In any case, I'm relieved the prolactin is down. However, they still, for whatever reason, did not test ESTRADIOL. I specifically asked for this, and I'm assuming the doctor just forgot to put it down.

My PTH is slightly elevated, so they are going to run another test and this time test estradiol as well. This doctor seemed a little more knowledgeable than the previous, and we had a good talk about things and the supplements I use, etc.

First questions out of his mouth were..."Are you using steroids?"

Haha. If I were I'd sure as hell try to get them to about 5000 or more!

Anyhow, I'll report back with the third set of tests to see if everything is validated.


#5

Hi NewDamage,

Wow! Yet again, another interesting profile.

I wish they would have checked estradiol when your prolactin levels were elevated, as it's thought that estradiol may increase prolactin levels, especially when excess estradiol is formed due to high testosterone levels.

As for the normalization of prolactin levels as well as an increase in testosterone, it's impossible to say for certain, but it's obviously tempting to point towards the D2-agonistic properties of the vitex and Alpha Male in general. On the other hand, if you were using the TRIBEX formulation with the vitex in it during your first blood draw, then that makes me doubtful that the Alpha Male helped normalize the prolactin levels at least.

Your serum testosterone levels being in the supraphysiological range (according to that lab's values) is certainly impressive.

Anyhow, I appreciate your posting of these values and am looking forward to your future post.


#6

Alrighty. Final results are in.

Date Collected : 1/05/06

My Level  Reference Value

LH 4.6 mIU/mL 1.5-9.3

FSH 4.3 mIU/mL 1.4-18.1

Estradiol 56 pg/mL 0-53

PTH, Intact 39 pg/mL 12-65

Calcium, Serum 10.1 mg/dL 8.5-10.6

As as might be expected, perhaps due to my use of finasteride and, perhaps high-normal testosterone levels, my estradiol is slightly elevated. I have not looked at any studies showing typical estrogen increases seen during finasteride administration, so I don't know how I compare. I even think there are conflicting reports regarding whether or not an increase occurrs.

However, without having a baseline taken before I started taking finasteride, I have no real basis for comparison.

Although the lab flagged estradiol high, my doctor wrote everything as normal. I simply went and got a copy of the results, but I would like to discuss these with him even so. I can't say I notice many side effects which might be attributed to elevated estrogen levels, other than perhaps a tendency to store more fat around my pecs and abdomen in a disproportionate amount in reference to the rest of my body, and perhaps slight water retention.

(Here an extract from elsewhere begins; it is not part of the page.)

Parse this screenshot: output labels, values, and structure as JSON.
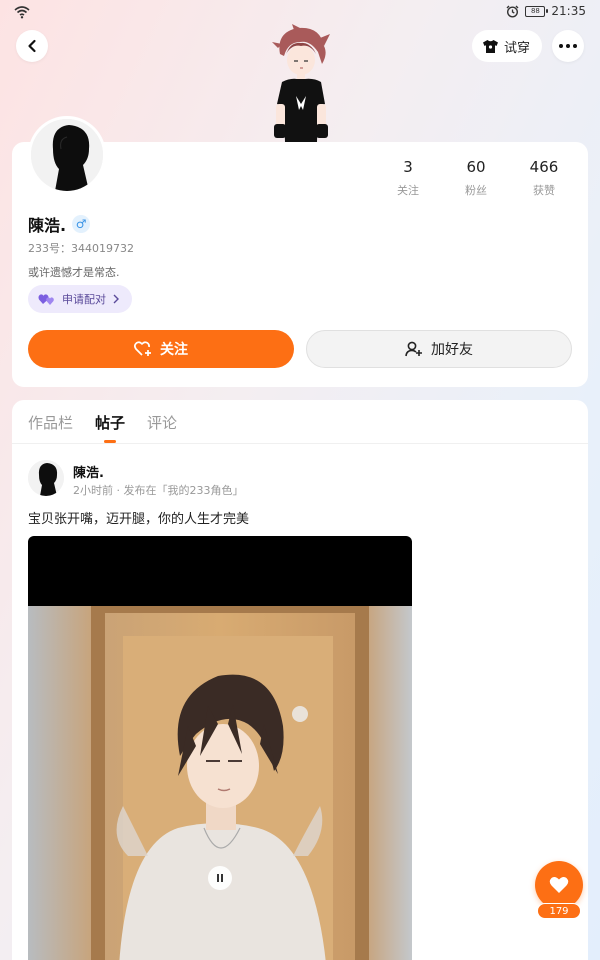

However, once again, I have noticed nothing difference since administration of finasteride, so regardless of what the levels may have been before and what they are now, I have not noticed any change.

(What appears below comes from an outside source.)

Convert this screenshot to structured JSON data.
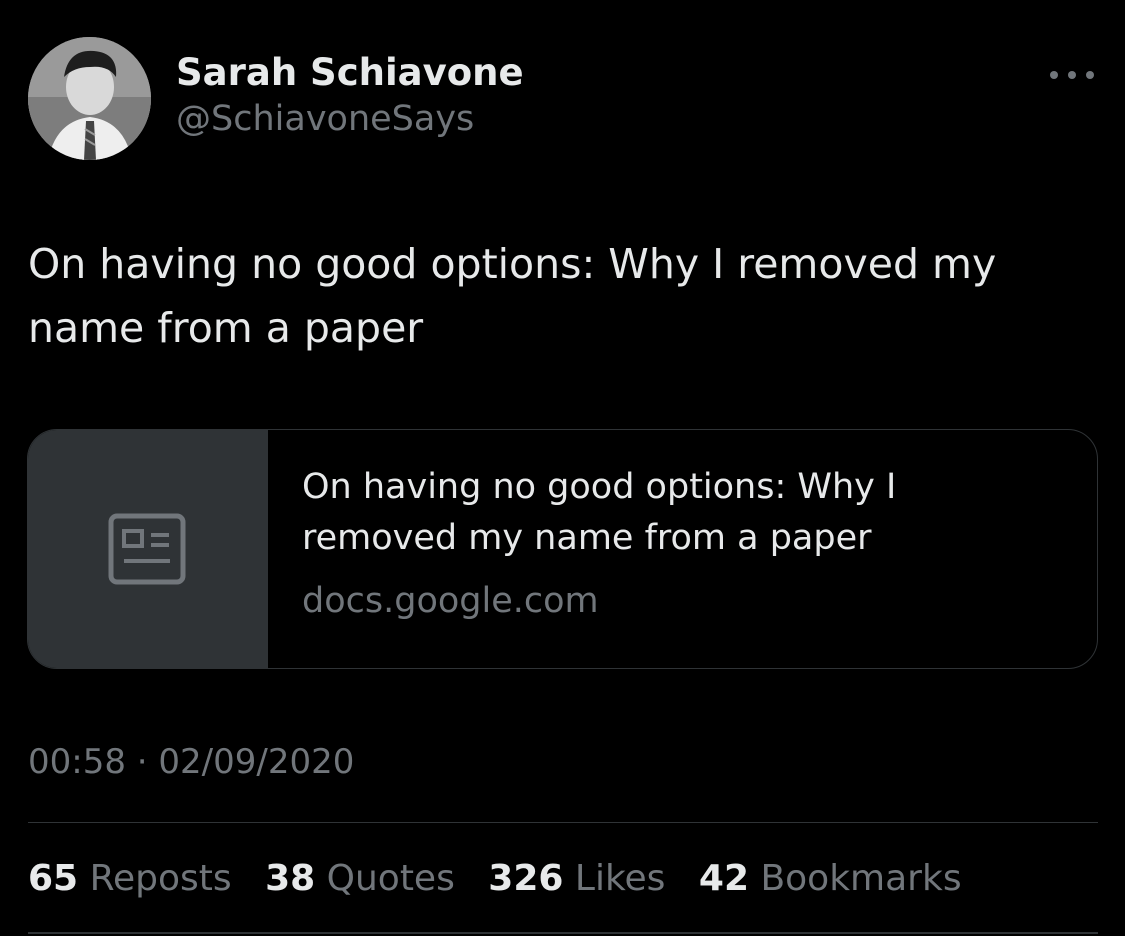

That doesn't mean I'm neccessarily comfortable with my levels of estrogen, however, due to all the various things estrogen can and may be involved in.

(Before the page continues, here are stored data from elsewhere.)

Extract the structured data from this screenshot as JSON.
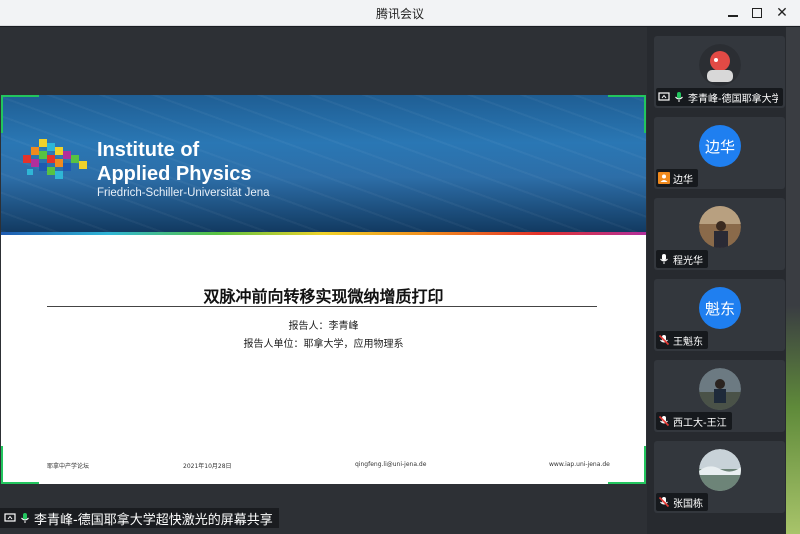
{
  "window": {
    "title": "腾讯会议"
  },
  "slide": {
    "institute_line1": "Institute of",
    "institute_line2": "Applied Physics",
    "university": "Friedrich-Schiller-Universität Jena",
    "title": "双脉冲前向转移实现微纳增质打印",
    "reporter": "报告人：李青峰",
    "affiliation": "报告人单位：耶拿大学，应用物理系",
    "footer": {
      "event": "耶拿中产学论坛",
      "date": "2021年10月28日",
      "email": "qingfeng.li@uni-jena.de",
      "website": "www.iap.uni-jena.de"
    }
  },
  "share_label": "李青峰-德国耶拿大学超快激光的屏幕共享",
  "participants": [
    {
      "name": "李青峰-德国耶拿大学",
      "avatar": "photo",
      "icon": "screen-share-icon",
      "mic": "on"
    },
    {
      "name": "边华",
      "avatar": "text",
      "avatar_text": "边华",
      "icon": "person-icon",
      "mic": "none"
    },
    {
      "name": "程光华",
      "avatar": "photo",
      "icon": "none",
      "mic": "on"
    },
    {
      "name": "王魁东",
      "avatar": "text",
      "avatar_text": "魁东",
      "icon": "none",
      "mic": "muted"
    },
    {
      "name": "西工大-王江",
      "avatar": "photo",
      "icon": "none",
      "mic": "muted"
    },
    {
      "name": "张国栋",
      "avatar": "photo",
      "icon": "none",
      "mic": "muted"
    }
  ],
  "colors": {
    "avatar_blue": "#1f7ff0",
    "mic_green": "#22c55e",
    "muted_red": "#e53935",
    "share_corner": "#22c55e"
  }
}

Cy, feel free to throw in whatever thoughts you may have about all of this.


#7

NewDamage,

The elevated estradiol isn't too big of a shock considering your last draw revealed a testosterone level well beyond the normal reference range for that laboratory.

Having said that, I don't really have much to add. What would have been nice to obtain, would again have been estradiol levels back when your prolactin was elevated out of the normal range. Unfortunately, time travel isn't yet a possibility.